MSI is one of the giants within the PC hardware industry. They have been around for as long as I can remember. Motherboards are one of the cornerstones of your business, but the company has diversified into many different areas in recent years, and as you may know, MSI is now one of the leading providers of laptops.

Today I am going to review a very interesting motherboard from MSI, the NF750-G55. Here are the specs:

MSI NF750-G55

AMD® Phenom (TM) II / Athlon (TM) II / Phenom (TM) compatible processor with AM3 package.

Unique NVIDIA® nForce 750a SLI chipset

Hyper Transport Bus HyperTransport 3.0 supporting speeds up to 5200 MT / s

Memory or Dual Supports DDR3 800/1066/1333/1600 (OC)

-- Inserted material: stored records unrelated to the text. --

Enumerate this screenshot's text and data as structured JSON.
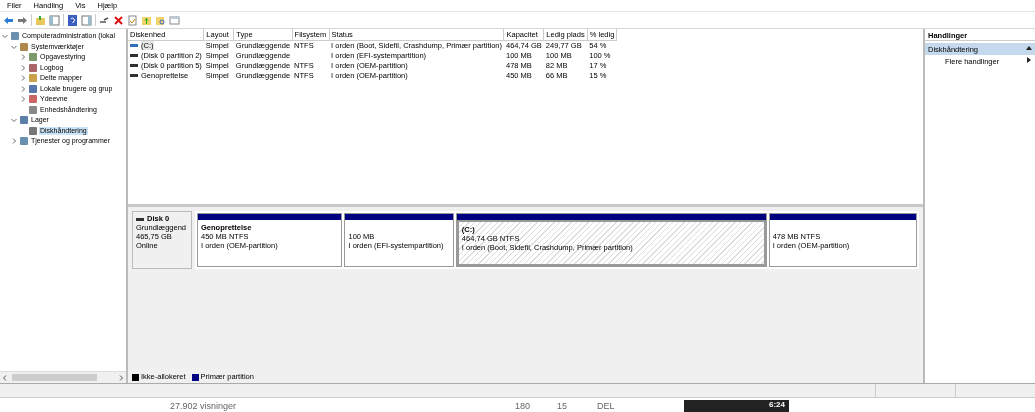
{
  "menu": [
    "Filer",
    "Handling",
    "Vis",
    "Hjælp"
  ],
  "tree": [
    {
      "label": "Computeradministration (lokal",
      "expanded": true,
      "selected": false,
      "children": [
        {
          "label": "Systemværktøjer",
          "expanded": true,
          "selected": false,
          "children": [
            {
              "label": "Opgavestyring",
              "expanded": false,
              "selected": false
            },
            {
              "label": "Logbog",
              "expanded": false,
              "selected": false
            },
            {
              "label": "Delte mapper",
              "expanded": false,
              "selected": false
            },
            {
              "label": "Lokale brugere og grup",
              "expanded": false,
              "selected": false
            },
            {
              "label": "Ydeevne",
              "expanded": false,
              "selected": false
            },
            {
              "label": "Enhedshåndtering",
              "selected": false
            }
          ]
        },
        {
          "label": "Lager",
          "expanded": true,
          "selected": false,
          "children": [
            {
              "label": "Diskhåndtering",
              "selected": true
            }
          ]
        },
        {
          "label": "Tjenester og programmer",
          "expanded": false,
          "selected": false
        }
      ]
    }
  ],
  "table": {
    "columns": [
      "Diskenhed",
      "Layout",
      "Type",
      "Filsystem",
      "Status",
      "Kapacitet",
      "Ledig plads",
      "% ledig"
    ],
    "rows": [
      {
        "selected": true,
        "color": "#2f6fb8",
        "cells": [
          "(C:)",
          "Simpel",
          "Grundlæggende",
          "NTFS",
          "I orden (Boot, Sidefil, Crashdump, Primær partition)",
          "464,74 GB",
          "249,77 GB",
          "54 %"
        ]
      },
      {
        "selected": false,
        "color": "#303030",
        "cells": [
          "(Disk 0 partition 2)",
          "Simpel",
          "Grundlæggende",
          "",
          "I orden (EFI-systempartition)",
          "100 MB",
          "100 MB",
          "100 %"
        ]
      },
      {
        "selected": false,
        "color": "#303030",
        "cells": [
          "(Disk 0 partition 5)",
          "Simpel",
          "Grundlæggende",
          "NTFS",
          "I orden (OEM-partition)",
          "478 MB",
          "82 MB",
          "17 %"
        ]
      },
      {
        "selected": false,
        "color": "#303030",
        "cells": [
          "Genoprettelse",
          "Simpel",
          "Grundlæggende",
          "NTFS",
          "I orden (OEM-partition)",
          "450 MB",
          "66 MB",
          "15 %"
        ]
      }
    ]
  },
  "disk": {
    "name": "Disk 0",
    "lines": [
      "Grundlæggend",
      "465,75 GB",
      "Online"
    ],
    "partitions": [
      {
        "selected": false,
        "title": "Genoprettelse",
        "size": "450 MB NTFS",
        "status": "I orden (OEM-partition)"
      },
      {
        "selected": false,
        "size": "100 MB",
        "status": "I orden (EFI-systempartition)"
      },
      {
        "selected": true,
        "title": "(C:)",
        "size": "464,74 GB NTFS",
        "status": "I orden (Boot, Sidefil, Crashdump, Primær partition)"
      },
      {
        "selected": false,
        "size": "478 MB NTFS",
        "status": "I orden (OEM-partition)"
      }
    ]
  },
  "legend": [
    {
      "label": "Ikke-allokeret",
      "color": "#000000"
    },
    {
      "label": "Primær partition",
      "color": "#000080"
    }
  ],
  "actions": {
    "title": "Handlinger",
    "section": "Diskhåndtering",
    "expanded": true,
    "items": [
      "Flere handlinger"
    ]
  },
  "background": {
    "views": "27.902 visninger",
    "likes": "180",
    "dislikes": "15",
    "share": "DEL",
    "duration": "6:24"
  }
}
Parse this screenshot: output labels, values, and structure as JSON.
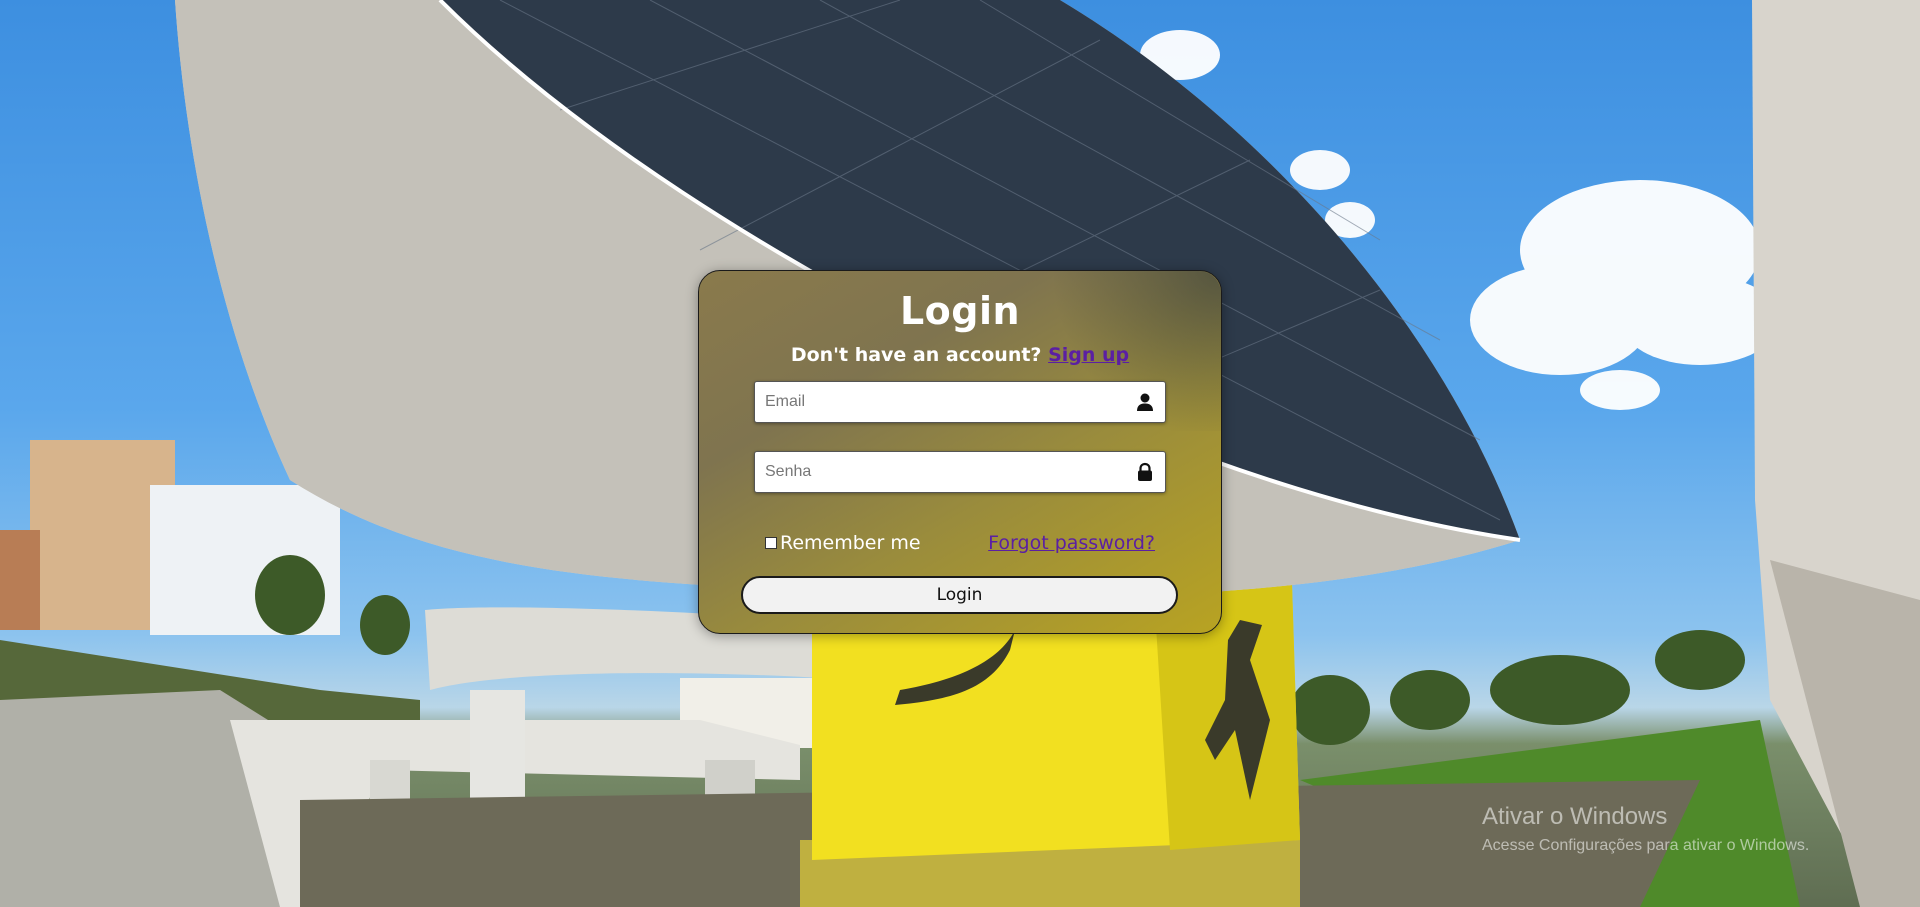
{
  "login": {
    "title": "Login",
    "signup_prompt": "Don't have an account?",
    "signup_link": "Sign up",
    "email_placeholder": "Email",
    "password_placeholder": "Senha",
    "remember_label": "Remember me",
    "forgot_link": "Forgot password?",
    "submit_label": "Login",
    "email_icon": "user-icon",
    "password_icon": "lock-icon"
  },
  "watermark": {
    "title": "Ativar o Windows",
    "subtitle": "Acesse Configurações para ativar o Windows."
  },
  "colors": {
    "card_gradient_start": "#8a7a4c",
    "card_gradient_end": "#b8a322",
    "link": "#5b1fa3",
    "sky": "#3d8fe0",
    "pillar_yellow": "#f2e020"
  }
}
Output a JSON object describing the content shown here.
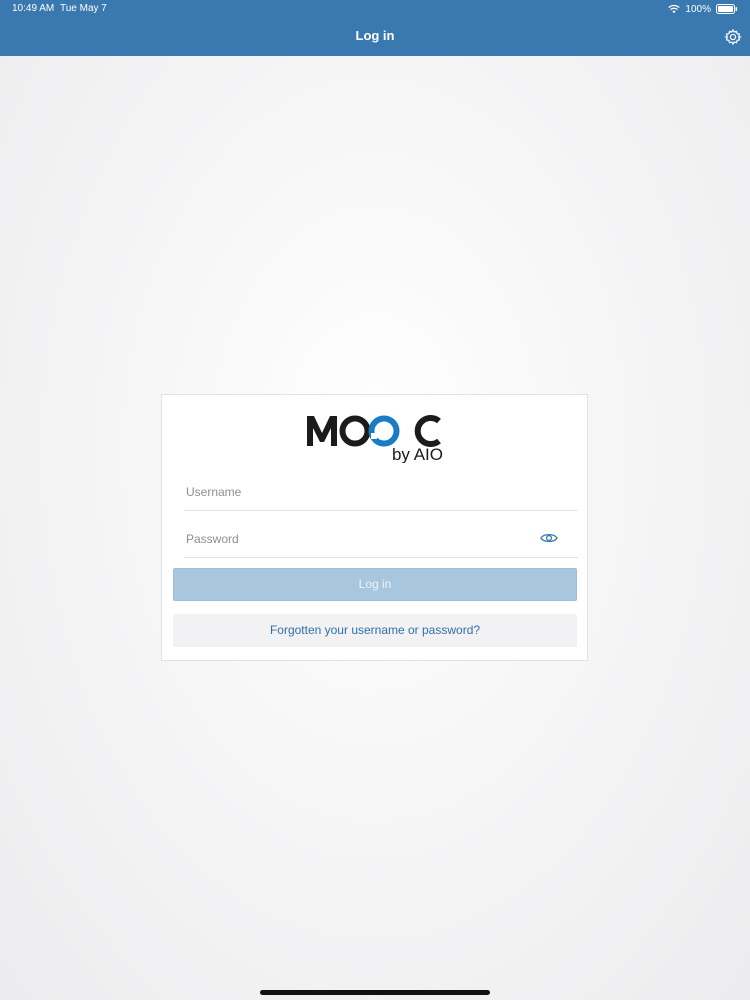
{
  "status_bar": {
    "time": "10:49 AM",
    "date": "Tue May 7",
    "battery": "100%"
  },
  "header": {
    "title": "Log in"
  },
  "logo": {
    "text": "MOOC",
    "subtext": "by AIO",
    "accent_color": "#1a7cc4"
  },
  "form": {
    "username_placeholder": "Username",
    "password_placeholder": "Password",
    "login_label": "Log in",
    "forgot_label": "Forgotten your username or password?"
  },
  "colors": {
    "header_bg": "#3a78b0",
    "button_disabled": "#a9c6df",
    "link": "#2f6fa8"
  }
}
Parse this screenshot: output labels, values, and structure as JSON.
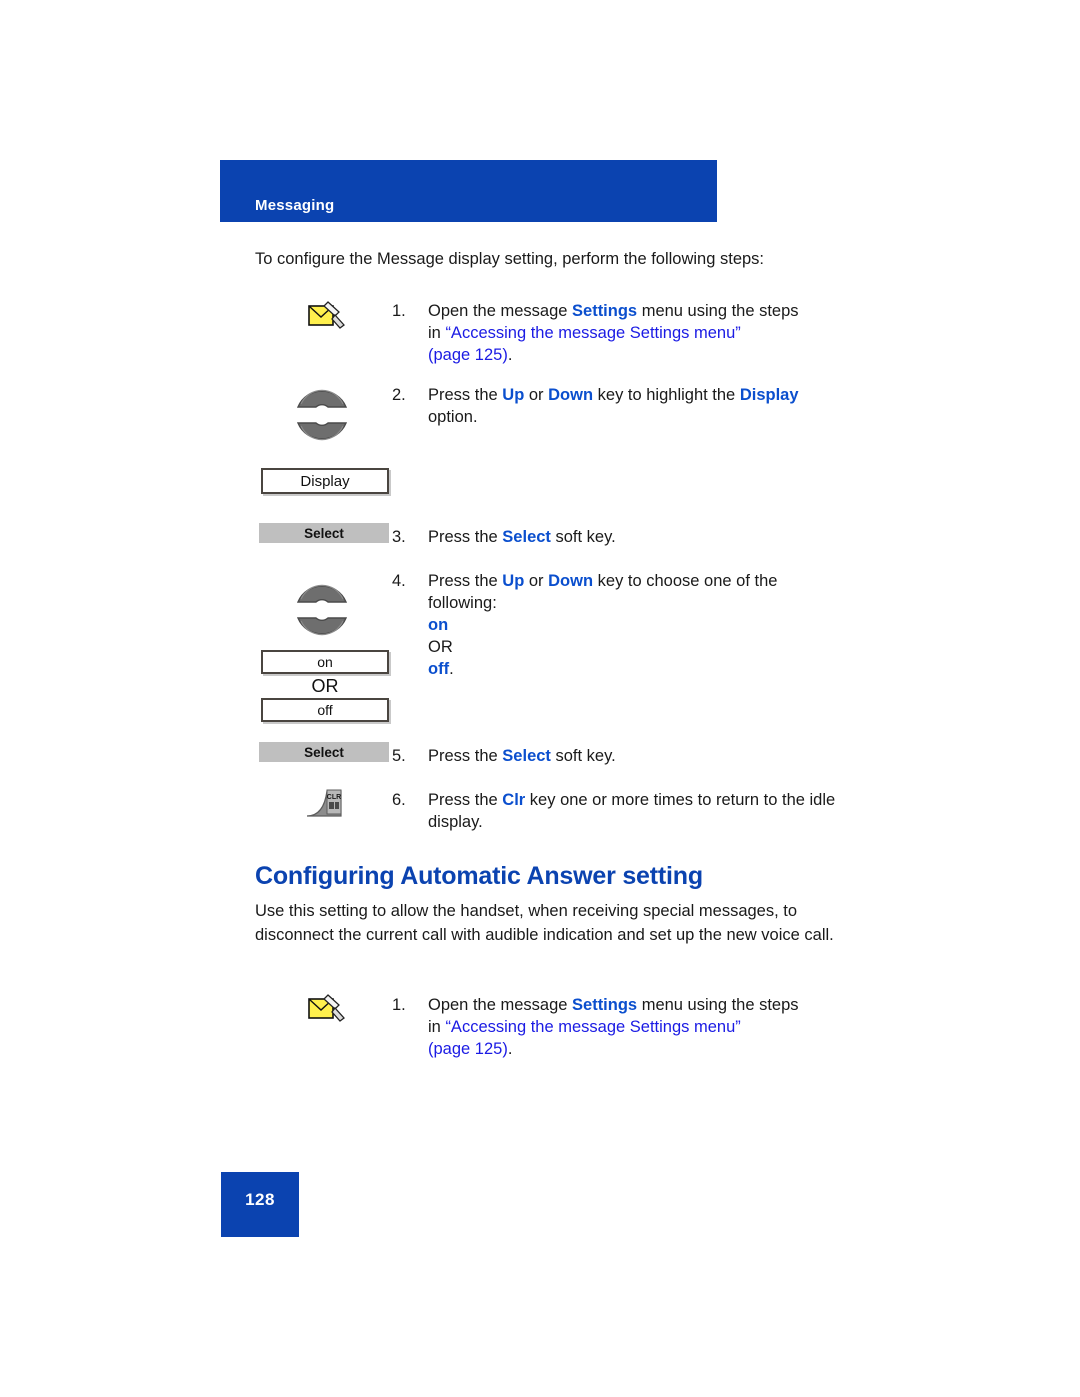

– 4 DDR3 DIMMs (240-pin / 1.5V)

– Supports up to 16GB.

Slots or 2 PCI Express x16 slots with x16 operation (PCI Express Bus SPEC V2.0 compliant)

o When 2 PCI Express x16 slots are fully installed, 16 PCIE x lanes will be arranged from x16 / x0 to x8 / x8.

or 2 PCI Express x1 slots

or 1 PCI slot, supports 3.3V / 5V PCI bus interface.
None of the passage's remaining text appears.